Demek zorundayım; duyan duyar.

Kitap okuyanlar ayrıcalıklı olmalı ki bu iş rağbet görsün. Vergi muafiyeti gibi meselâ... Protokolde yerleri de en önde olmalı... Okuyanla okumayan aynı sıradaysa ne anladık bu işten! Ülkenin ayağa kalkması zor değil ki işin başında kitap olduktan sonra. Kaldı ki sonunda bile değil... İşe kitaptan başlamayı düşünmüyorsanız; başlamayın ve bizi de yormayın. Başta kitap... Ortada kitap... Sonda kitap...

OKURKEN

Okurken rahatlıyorum.

Yeni bir yolculuk oluyor her kelime.

Aynaların rengi değişiyor.

Suların kokusunu duyuyorum.

Kuşlar gibi hafifliyorum.

Hayat tazeleniyor birden;

Yaşamak bu, diyorum.

Ellerimi yeniden görüyorum.

Adımı, yaşımı unutuyorum.

Okuduğum neyse işte o!

O kelimeler doluyor gözlerime.

Kitaba uzakları, uzaktan tanıyorum;

Kelime yok gözlerinde.

Kitap okuyalım;

Ne olacaksa; olsun!

Ülke olarak yılda kişi başına bir saat kitap okumak düşüyormuş. Ülke nereye gidiyor, sorusuna gerek kalmıyor; yerinde sayıyor; arada bir geriye gidiyor; sık sık da duruyor. Almanya yüz saati geçkin kitap okusun da... geç bakalım Almanya'yı, Japonya'yı!

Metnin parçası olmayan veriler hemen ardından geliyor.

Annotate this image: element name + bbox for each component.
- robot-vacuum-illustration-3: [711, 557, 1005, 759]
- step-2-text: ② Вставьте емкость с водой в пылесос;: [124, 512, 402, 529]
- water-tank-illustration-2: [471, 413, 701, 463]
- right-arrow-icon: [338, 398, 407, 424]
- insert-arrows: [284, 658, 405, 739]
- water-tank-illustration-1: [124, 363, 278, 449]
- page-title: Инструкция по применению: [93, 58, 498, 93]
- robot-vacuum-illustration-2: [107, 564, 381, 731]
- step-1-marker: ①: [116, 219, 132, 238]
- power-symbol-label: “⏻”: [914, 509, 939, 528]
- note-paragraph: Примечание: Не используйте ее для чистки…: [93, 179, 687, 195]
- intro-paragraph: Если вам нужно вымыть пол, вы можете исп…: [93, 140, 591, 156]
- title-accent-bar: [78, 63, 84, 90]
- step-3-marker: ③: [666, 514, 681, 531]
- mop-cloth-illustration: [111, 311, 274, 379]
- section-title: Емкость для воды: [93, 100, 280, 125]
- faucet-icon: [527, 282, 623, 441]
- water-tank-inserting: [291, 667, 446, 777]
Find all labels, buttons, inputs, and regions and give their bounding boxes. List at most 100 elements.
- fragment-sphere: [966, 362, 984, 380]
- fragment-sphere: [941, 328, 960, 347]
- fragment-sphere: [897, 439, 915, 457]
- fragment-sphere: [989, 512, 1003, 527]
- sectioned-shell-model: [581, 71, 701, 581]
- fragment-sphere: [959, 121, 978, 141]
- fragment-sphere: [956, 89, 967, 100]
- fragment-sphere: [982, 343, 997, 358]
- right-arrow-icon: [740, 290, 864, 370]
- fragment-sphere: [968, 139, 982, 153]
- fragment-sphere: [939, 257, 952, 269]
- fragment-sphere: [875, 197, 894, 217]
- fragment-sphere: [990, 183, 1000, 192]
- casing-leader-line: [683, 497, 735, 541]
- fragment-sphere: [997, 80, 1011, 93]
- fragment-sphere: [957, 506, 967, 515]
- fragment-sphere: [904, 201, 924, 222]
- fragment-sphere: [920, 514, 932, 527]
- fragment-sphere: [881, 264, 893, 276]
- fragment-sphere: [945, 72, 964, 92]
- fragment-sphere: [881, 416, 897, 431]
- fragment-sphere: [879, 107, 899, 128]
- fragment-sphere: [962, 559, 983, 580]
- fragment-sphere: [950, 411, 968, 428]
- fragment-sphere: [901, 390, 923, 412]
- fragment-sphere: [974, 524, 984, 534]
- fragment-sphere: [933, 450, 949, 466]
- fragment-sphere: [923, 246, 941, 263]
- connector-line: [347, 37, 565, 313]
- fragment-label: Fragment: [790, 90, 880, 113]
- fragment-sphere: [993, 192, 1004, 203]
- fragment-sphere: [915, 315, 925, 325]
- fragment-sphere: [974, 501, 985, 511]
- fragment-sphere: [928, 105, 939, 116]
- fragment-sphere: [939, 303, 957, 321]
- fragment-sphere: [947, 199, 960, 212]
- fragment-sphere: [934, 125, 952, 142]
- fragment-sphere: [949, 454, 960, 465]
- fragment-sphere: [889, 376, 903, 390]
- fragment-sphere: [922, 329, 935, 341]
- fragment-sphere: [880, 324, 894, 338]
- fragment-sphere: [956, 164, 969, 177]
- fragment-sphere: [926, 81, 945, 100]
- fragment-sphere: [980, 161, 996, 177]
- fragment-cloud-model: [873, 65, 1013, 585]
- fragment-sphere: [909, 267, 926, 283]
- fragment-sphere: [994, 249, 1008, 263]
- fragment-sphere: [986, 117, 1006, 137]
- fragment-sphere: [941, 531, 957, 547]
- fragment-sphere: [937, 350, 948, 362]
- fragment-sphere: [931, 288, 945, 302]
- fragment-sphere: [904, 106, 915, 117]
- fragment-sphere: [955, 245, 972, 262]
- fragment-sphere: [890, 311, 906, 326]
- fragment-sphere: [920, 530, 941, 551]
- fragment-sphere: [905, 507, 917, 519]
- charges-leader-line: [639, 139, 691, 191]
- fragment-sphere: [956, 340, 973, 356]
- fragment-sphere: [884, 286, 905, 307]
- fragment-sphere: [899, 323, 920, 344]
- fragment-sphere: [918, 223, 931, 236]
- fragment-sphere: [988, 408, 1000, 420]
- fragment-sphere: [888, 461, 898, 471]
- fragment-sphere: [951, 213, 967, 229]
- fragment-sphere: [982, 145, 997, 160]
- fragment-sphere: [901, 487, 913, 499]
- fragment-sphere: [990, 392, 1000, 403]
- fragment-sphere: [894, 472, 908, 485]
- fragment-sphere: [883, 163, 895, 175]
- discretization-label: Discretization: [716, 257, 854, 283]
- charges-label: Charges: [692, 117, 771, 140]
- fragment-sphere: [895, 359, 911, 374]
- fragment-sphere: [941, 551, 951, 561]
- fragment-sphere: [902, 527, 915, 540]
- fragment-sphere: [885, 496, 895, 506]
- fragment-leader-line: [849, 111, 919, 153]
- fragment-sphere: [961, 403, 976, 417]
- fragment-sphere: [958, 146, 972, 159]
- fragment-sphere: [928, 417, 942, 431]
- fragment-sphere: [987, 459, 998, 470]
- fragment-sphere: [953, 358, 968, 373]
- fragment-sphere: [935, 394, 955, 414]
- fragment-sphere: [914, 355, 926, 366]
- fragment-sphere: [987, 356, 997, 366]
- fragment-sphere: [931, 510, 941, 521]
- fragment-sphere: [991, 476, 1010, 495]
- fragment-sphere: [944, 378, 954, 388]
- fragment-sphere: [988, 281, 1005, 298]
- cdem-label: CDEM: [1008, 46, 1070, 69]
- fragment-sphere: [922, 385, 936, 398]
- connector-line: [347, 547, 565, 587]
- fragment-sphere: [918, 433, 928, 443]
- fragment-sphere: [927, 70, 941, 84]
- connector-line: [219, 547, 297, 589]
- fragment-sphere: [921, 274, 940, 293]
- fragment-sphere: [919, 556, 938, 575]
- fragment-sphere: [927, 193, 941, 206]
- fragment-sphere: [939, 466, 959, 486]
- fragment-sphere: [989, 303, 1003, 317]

Türkçeyi güzel konuşan öğretmenler çok azlıktan biraz ileriye gitse...

Kitaplar -peynir pahalı- ekmek gibi satılsa... (Belki okunur da...)

Silah fabrikaları kapansa...

Kimse kimseye hakaret etmeden konuşsa...

Ümit kıranlar olmasa...

Mecburi kitap okuma 444 olsa...

Okullar dört yıl dışında mecbur olmasa...

Eğitim işi yabancılara sorulduğu kadar biraz da bize sorulsa...

İnşaat işleri yetse, bitse, dursa hattâ...

Geceleri şoför acemileri kornayla oynamasa...

Vergi alacak durumdakilerden vergi alınmasa...

Bankaların yerine insandan anlayan kurumlar gelse...

Cimri zenginler cömert olsa...

Kitaplar raflarda tozlanmasa...

Doktorlar, ilaçlar, hastaneler bu kadar kurtarıcı gibi abartılmasa...

Kişi inanmadığı bir şeyi konuşmasa...

Mevsimleri göreduyakoklaya yaşayanlar biraz çoğalsa...

Öğrencilerin kendilerini anlatacak kadar olsun kelime hazinesi yok; hâlâ müfredat diyorlar; ister gül ister ağla!